Chapter 6: Electromechanical Relays

Chapter Overview

Chapter 6 will cover Electromechanical Relays. Relays are devices that control one electrical circuit by opening and closing contacts in another circuit. Relays are typically utilized in order to switch the starting coils in contactors and motor starters but are not designed to handle excessive amounts of current. Remember that a small voltage applied to a relay results in a larger voltage being switched. Worksheet information link.

Introduction to Relays

Relays are electromechanically controlled switches that use an electric signal to connect or disconnect a circuit through sets of properly rated contacts. Relays can be broken into two categories, each with their own unique qualities. Electromechanical relays (EMR) rely on the strengthened magnetic field formed by the presence of an electric signal flowing through a coil of wire surrounding a metal core. EMR type relays are common in most electrical systems due to their reliability, affordability and ability to hold up to the rigors of an industrial application. Solid-state (SSR) type relays have no moving contacts and are switched entirely by electronic means. The absence of moving parts increases reliability potential but the limited current that all electronic devices can withstand is the main reason electromechanically controlled relays, contactors, and motor starters are still relied on in many electrical systems.

Image source: What Is Relay? How Relay Works? (electronicshub.org)

Relay Characteristics

Relays are not designed to directly control power-consuming loads; rather, they are used to switch other load-bearing control devices such as contactors and motor starters. Relays are typically controlled by a lower voltage and current level but are intended to manage larger voltage and current-rated loads.

Solid State Relays (SSR) offer several advantages over electromechanical relays (EMR), including faster operation, no contact bounce, and no wear of moving parts. SSRs are also resistant to vibration, have a long service life, and reduce electromagnetic interference.

Reed Relays Example: Want to know more? Click the information link: What is a Reed Relay? | Standex Electronics
Reed relays, also known as proximity switches, are magnetically controlled, fast-operating, low-current-rated, fully enclosed switches. They are typically used as liquid level switches.

EMR vs. SSR Example: Want to know more? Click the information link: Solid State Relay vs. Electromechanical Relay | Arrow.com

Electromechanical relays (EMR) feature a more robust construction that can handle higher levels of current. Their contacts are interchangeable and can be replaced, if necessary, unlike solid-state relays (SSR) which are nonreplaceable and more susceptible to excessive operating currents.

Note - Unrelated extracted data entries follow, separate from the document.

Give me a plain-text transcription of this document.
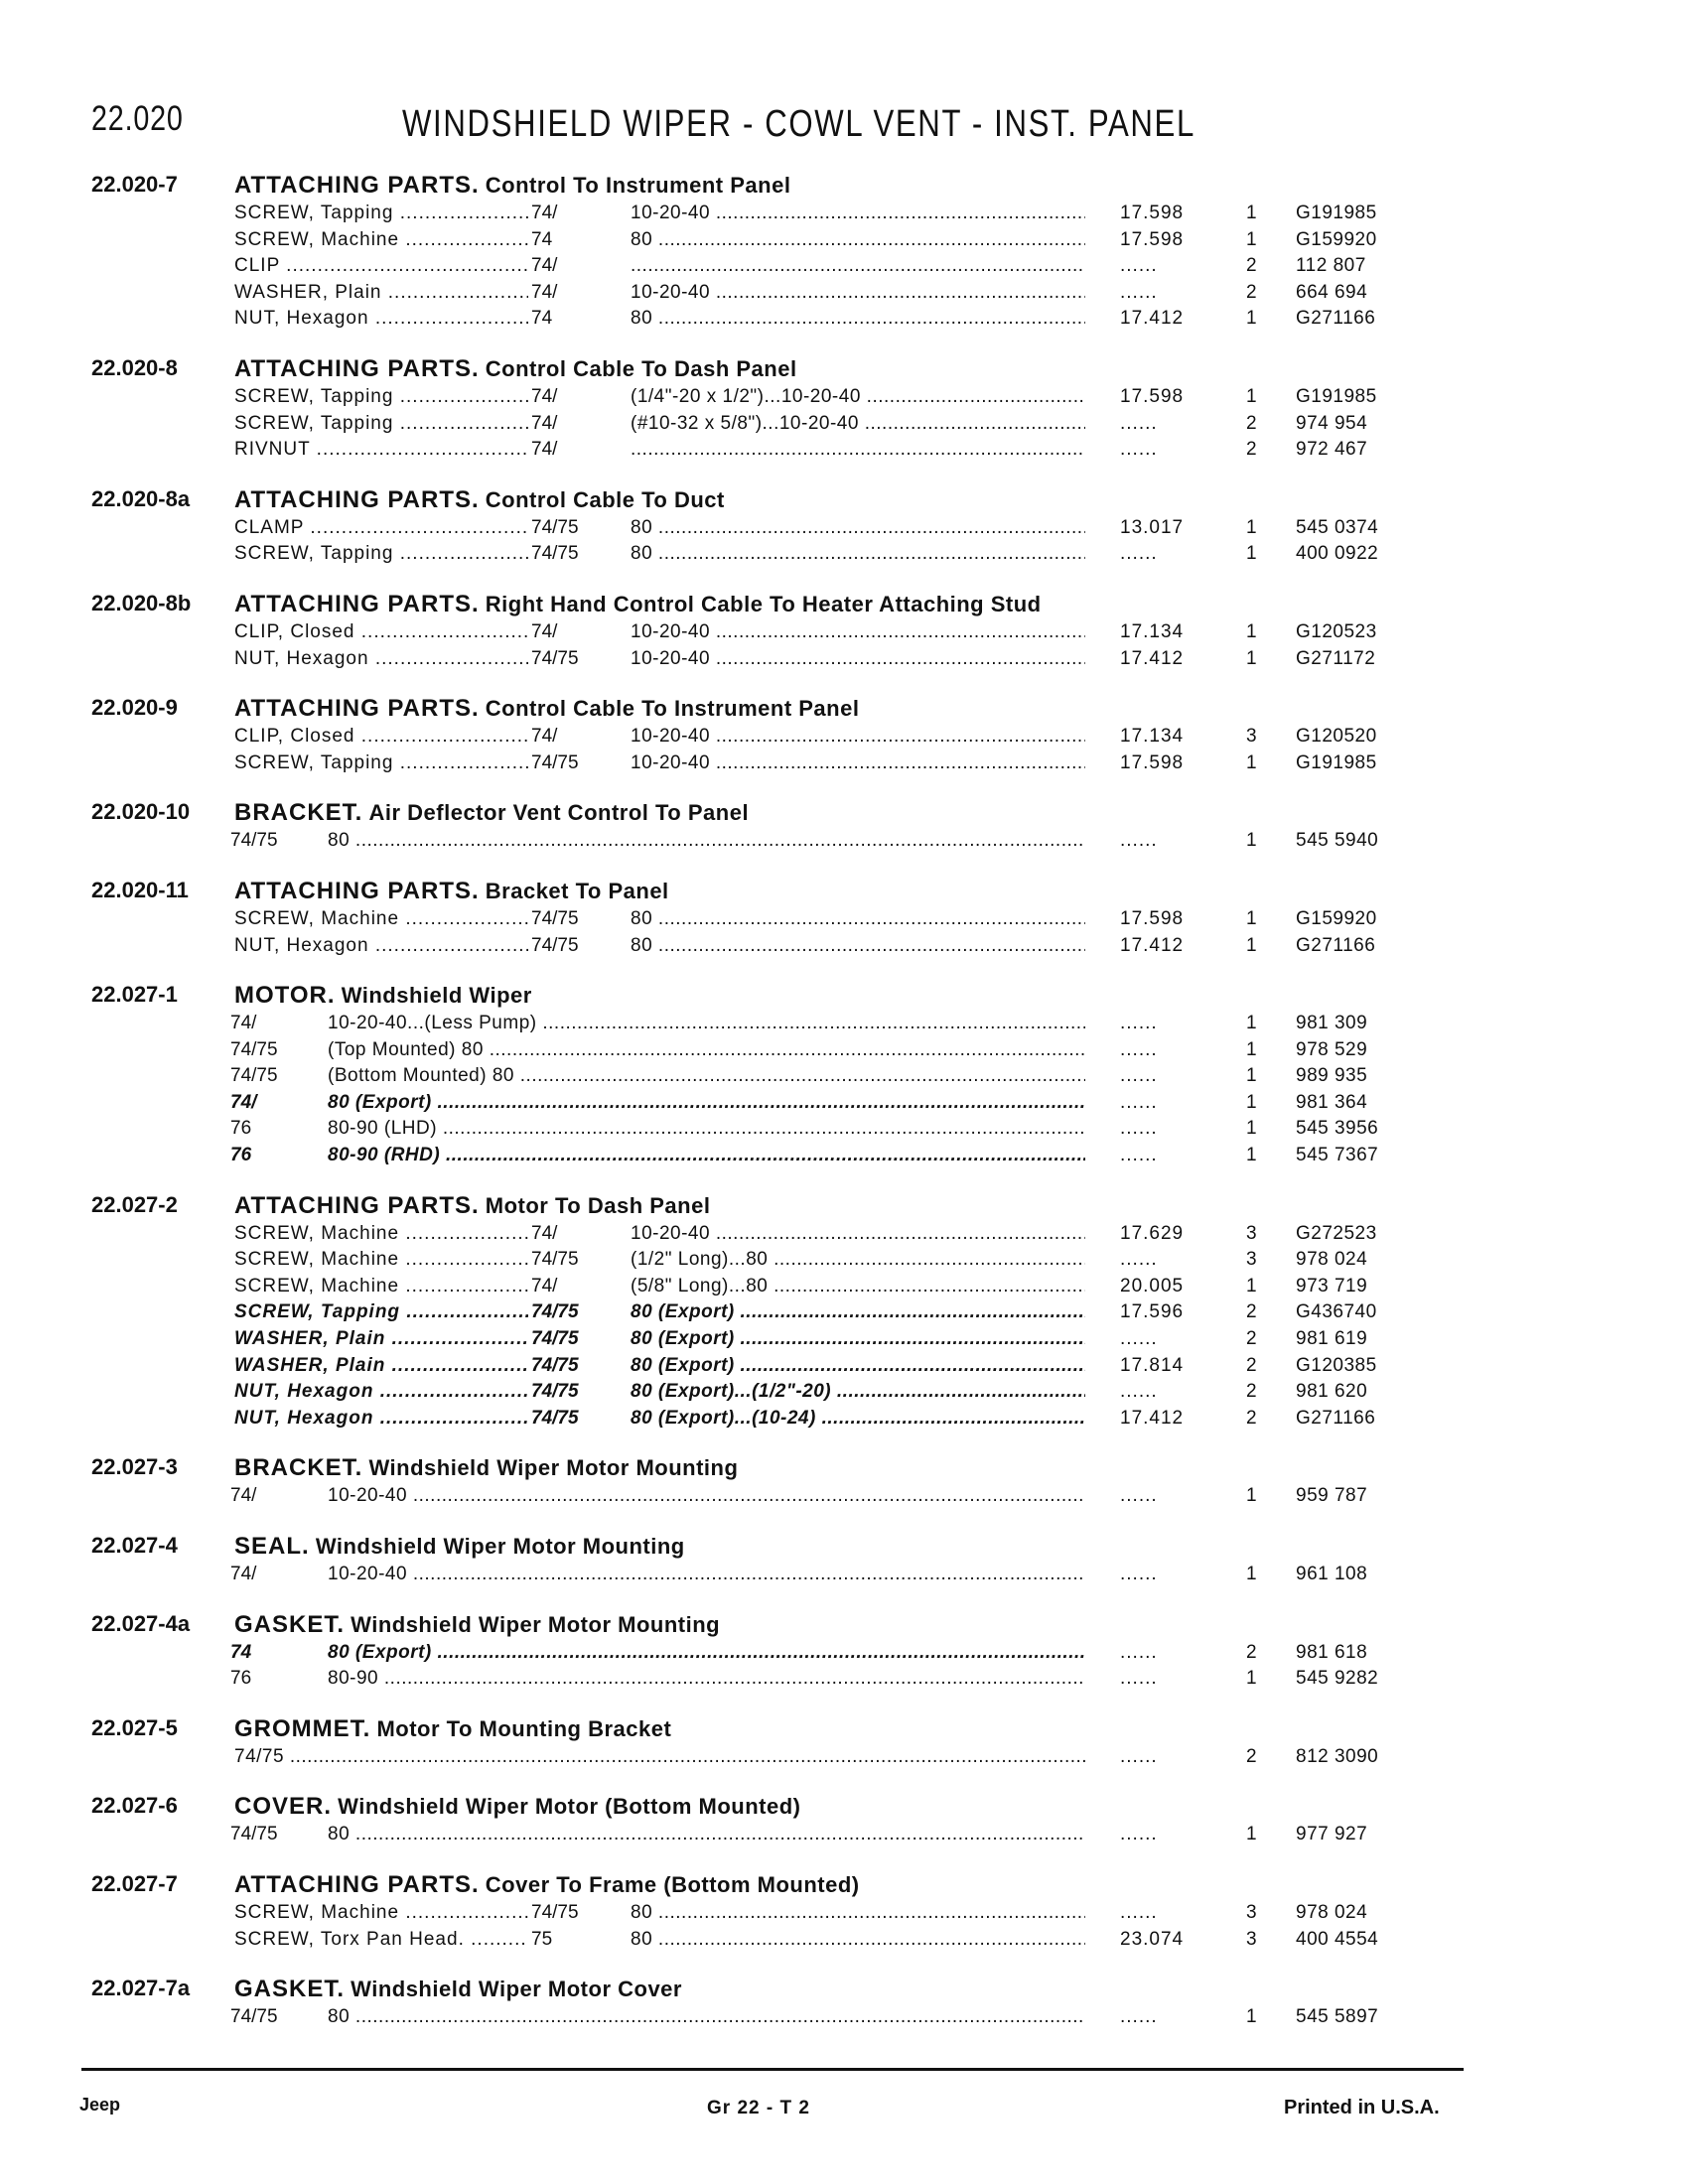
22.020	WINDSHIELD WIPER - COWL VENT - INST. PANEL
22.020-7 ATTACHING PARTS. Control To Instrument Panel
SCREW, Tapping .....	74/	10-20-40 .....	17.598	1 G191985
SCREW, Machine .....	74	80 .....	17.598	1 G159920
CLIP .....	74/ .....	......	2 112 807
WASHER, Plain .....	74/	10-20-40 .....	......	2 664 694
NUT, Hexagon .....	74	80 .....	17.412	1 G271166
22.020-8 ATTACHING PARTS. Control Cable To Dash Panel
SCREW, Tapping .....	74/	(1/4"-20 x 1/2")...10-20-40 .....	17.598	1 G191985
SCREW, Tapping .....	74/	(#10-32 x 5/8")...10-20-40 .....	......	2 974 954
RIVNUT .....	74/ .....	......	2 972 467
22.020-8a ATTACHING PARTS. Control Cable To Duct
CLAMP .....	74/75	80 .....	13.017	1 545 0374
SCREW, Tapping .....	74/75	80 .....	......	1 400 0922
22.020-8b ATTACHING PARTS. Right Hand Control Cable To Heater Attaching Stud
CLIP, Closed .....	74/	10-20-40 .....	17.134	1 G120523
NUT, Hexagon .....	74/75	10-20-40 .....	17.412	1 G271172
22.020-9 ATTACHING PARTS. Control Cable To Instrument Panel
CLIP, Closed .....	74/	10-20-40 .....	17.134	3 G120520
SCREW, Tapping .....	74/75	10-20-40 .....	17.598	1 G191985
22.020-10 BRACKET. Air Deflector Vent Control To Panel
74/75	80 .....	......	1 545 5940
22.020-11 ATTACHING PARTS. Bracket To Panel
SCREW, Machine .....	74/75	80 .....	17.598	1 G159920
NUT, Hexagon .....	74/75	80 .....	17.412	1 G271166
22.027-1 MOTOR. Windshield Wiper
74/	10-20-40...(Less Pump) .....	......	1 981 309
74/75	(Top Mounted) 80 .....	......	1 978 529
74/75	(Bottom Mounted) 80 .....	......	1 989 935
74/	80 (Export) .....	......	1 981 364
76	80-90 (LHD) .....	......	1 545 3956
76	80-90 (RHD) .....	......	1 545 7367
22.027-2 ATTACHING PARTS. Motor To Dash Panel
SCREW, Machine .....	74/	10-20-40 .....	17.629	3 G272523
SCREW, Machine .....	74/75	(1/2" Long)...80 .....	......	3 978 024
SCREW, Machine .....	74/	(5/8" Long)...80 .....	20.005	1 973 719
SCREW, Tapping .....	74/75	80 (Export) .....	17.596	2 G436740
WASHER, Plain .....	74/75	80 (Export) .....	......	2 981 619
WASHER, Plain .....	74/75	80 (Export) .....	17.814	2 G120385
NUT, Hexagon .....	74/75	80 (Export)...(1/2"-20) .....	......	2 981 620
NUT, Hexagon .....	74/75	80 (Export)...(10-24) .....	17.412	2 G271166
22.027-3 BRACKET. Windshield Wiper Motor Mounting
74/	10-20-40 .....	......	1 959 787
22.027-4 SEAL. Windshield Wiper Motor Mounting
74/	10-20-40 .....	......	1 961 108
22.027-4a GASKET. Windshield Wiper Motor Mounting
74	80 (Export) .....	......	2 981 618
76	80-90 .....	......	1 545 9282
22.027-5 GROMMET. Motor To Mounting Bracket
74/75 .....	......	2 812 3090
22.027-6 COVER. Windshield Wiper Motor (Bottom Mounted)
74/75	80 .....	......	1 977 927
22.027-7 ATTACHING PARTS. Cover To Frame (Bottom Mounted)
SCREW, Machine .....	74/75	80 .....	......	3 978 024
SCREW, Torx Pan Head. .....	75	80 .....	23.074	3 400 4554
22.027-7a GASKET. Windshield Wiper Motor Cover
74/75	80 .....	......	1 545 5897
Jeep	Gr 22 - T 2	Printed in U.S.A.
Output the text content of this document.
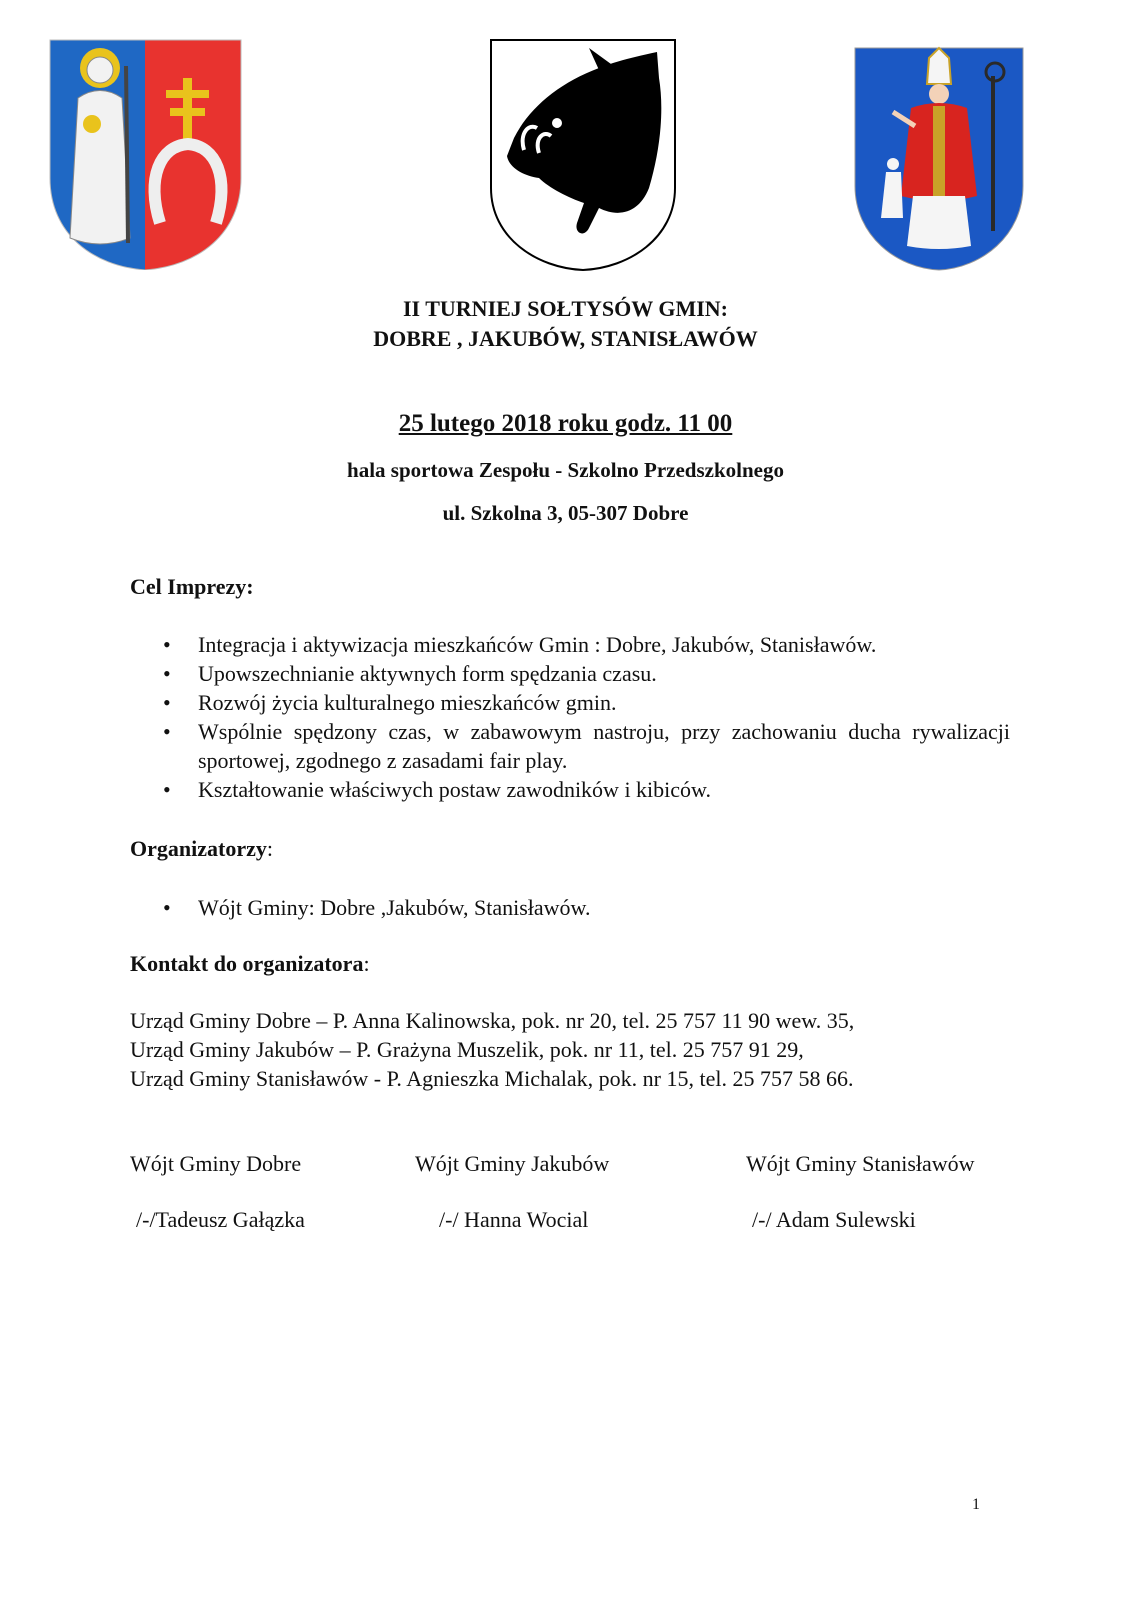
II TURNIEJ SOŁTYSÓW GMIN:
DOBRE , JAKUBÓW, STANISŁAWÓW
25 lutego 2018 roku godz. 11 00
hala sportowa Zespołu - Szkolno Przedszkolnego
ul. Szkolna 3, 05-307 Dobre
Cel Imprezy:
• Integracja i aktywizacja mieszkańców Gmin : Dobre, Jakubów, Stanisławów.
• Upowszechnianie aktywnych form spędzania czasu.
• Rozwój życia kulturalnego mieszkańców gmin.
• Wspólnie spędzony czas, w zabawowym nastroju, przy zachowaniu ducha rywalizacji sportowej, zgodnego z zasadami fair play.
• Kształtowanie właściwych postaw zawodników i kibiców.
Organizatorzy:
• Wójt Gminy: Dobre ,Jakubów, Stanisławów.
Kontakt do organizatora:
Urząd Gminy Dobre – P. Anna Kalinowska, pok. nr 20, tel. 25 757 11 90 wew. 35,
Urząd Gminy Jakubów – P. Grażyna Muszelik, pok. nr 11, tel. 25 757 91 29,
Urząd Gminy Stanisławów - P. Agnieszka Michalak, pok. nr 15, tel. 25 757 58 66.
Wójt Gminy Dobre	Wójt Gminy Jakubów	Wójt Gminy Stanisławów
/-/Tadeusz Gałązka	/-/ Hanna Wocial	/-/ Adam Sulewski
1
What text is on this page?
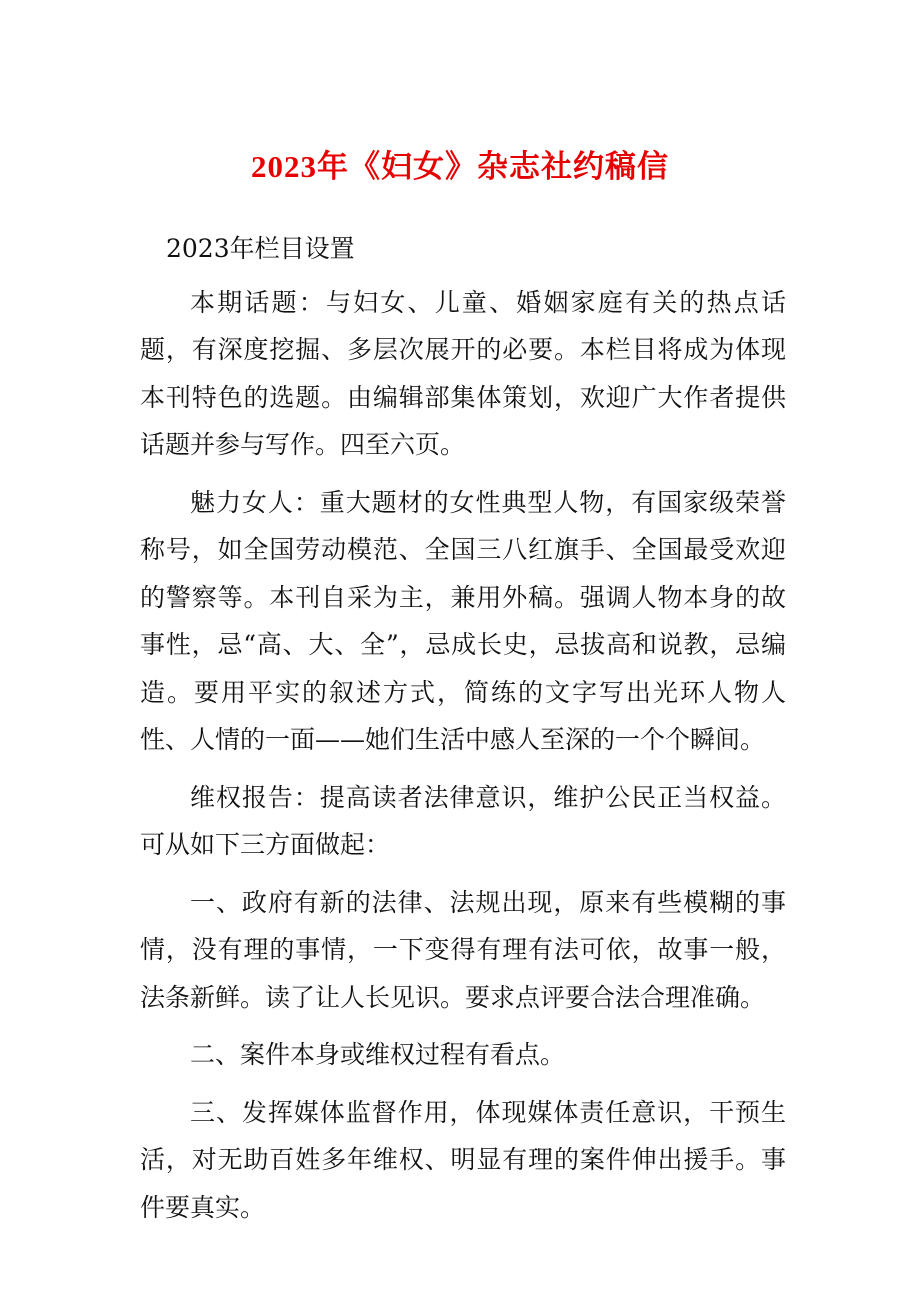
2023年《妇女》杂志社约稿信

2023年栏目设置

本期话题：与妇女、儿童、婚姻家庭有关的热点话题，有深度挖掘、多层次展开的必要。本栏目将成为体现本刊特色的选题。由编辑部集体策划，欢迎广大作者提供话题并参与写作。四至六页。

魅力女人：重大题材的女性典型人物，有国家级荣誉称号，如全国劳动模范、全国三八红旗手、全国最受欢迎的警察等。本刊自采为主，兼用外稿。强调人物本身的故事性，忌“高、大、全”，忌成长史，忌拔高和说教，忌编造。要用平实的叙述方式，简练的文字写出光环人物人性、人情的一面——她们生活中感人至深的一个个瞬间。

维权报告：提高读者法律意识，维护公民正当权益。可从如下三方面做起：

一、政府有新的法律、法规出现，原来有些模糊的事情，没有理的事情，一下变得有理有法可依，故事一般，法条新鲜。读了让人长见识。要求点评要合法合理准确。

二、案件本身或维权过程有看点。

三、发挥媒体监督作用，体现媒体责任意识，干预生活，对无助百姓多年维权、明显有理的案件伸出援手。事件要真实。
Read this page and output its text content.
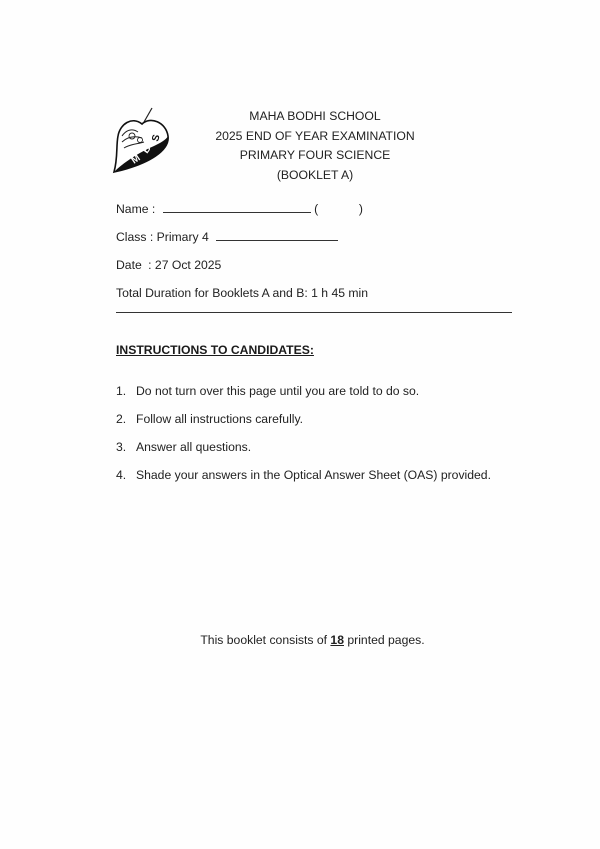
M
B
S
MAHA BODHI SCHOOL
2025 END OF YEAR EXAMINATION
PRIMARY FOUR SCIENCE
(BOOKLET A)
Name :	(	)
Class : Primary 4
Date : 27 Oct 2025
Total Duration for Booklets A and B: 1 h 45 min
INSTRUCTIONS TO CANDIDATES:
1. Do not turn over this page until you are told to do so.
2. Follow all instructions carefully.
3. Answer all questions.
4. Shade your answers in the Optical Answer Sheet (OAS) provided.
This booklet consists of 18 printed pages.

Think of EMRs as the heavy-duty version of their solid-state counterparts. Although EMRs are not intended to control loads directly, their robust construction allows them to handle larger loads. These specialized relays, referred to as machine control relays, are considered the backbone of modern control systems. They are widely used to control solenoids, contactors, and motor starters. General-purpose relays, though similar, do not offer as robust construction or replaceable contacts, but they are more economical.

EMR’s all have mechanical contacts that are NEMA rated for specific amount of current levels. EMR’s are rated for an expected life expectancy of 100,000 to 500,000 operations, commonly referred to “contact life”. Contact life is the number of times the contacts can mechanically operate before failure and is affected by the material the contacts are constructed from. Silver alloy is a common material used due it’s superb electrical characteristics. In high voltage and high current situations, Tungsten is used due to its high melting point and resistance to the negative effects of arcing.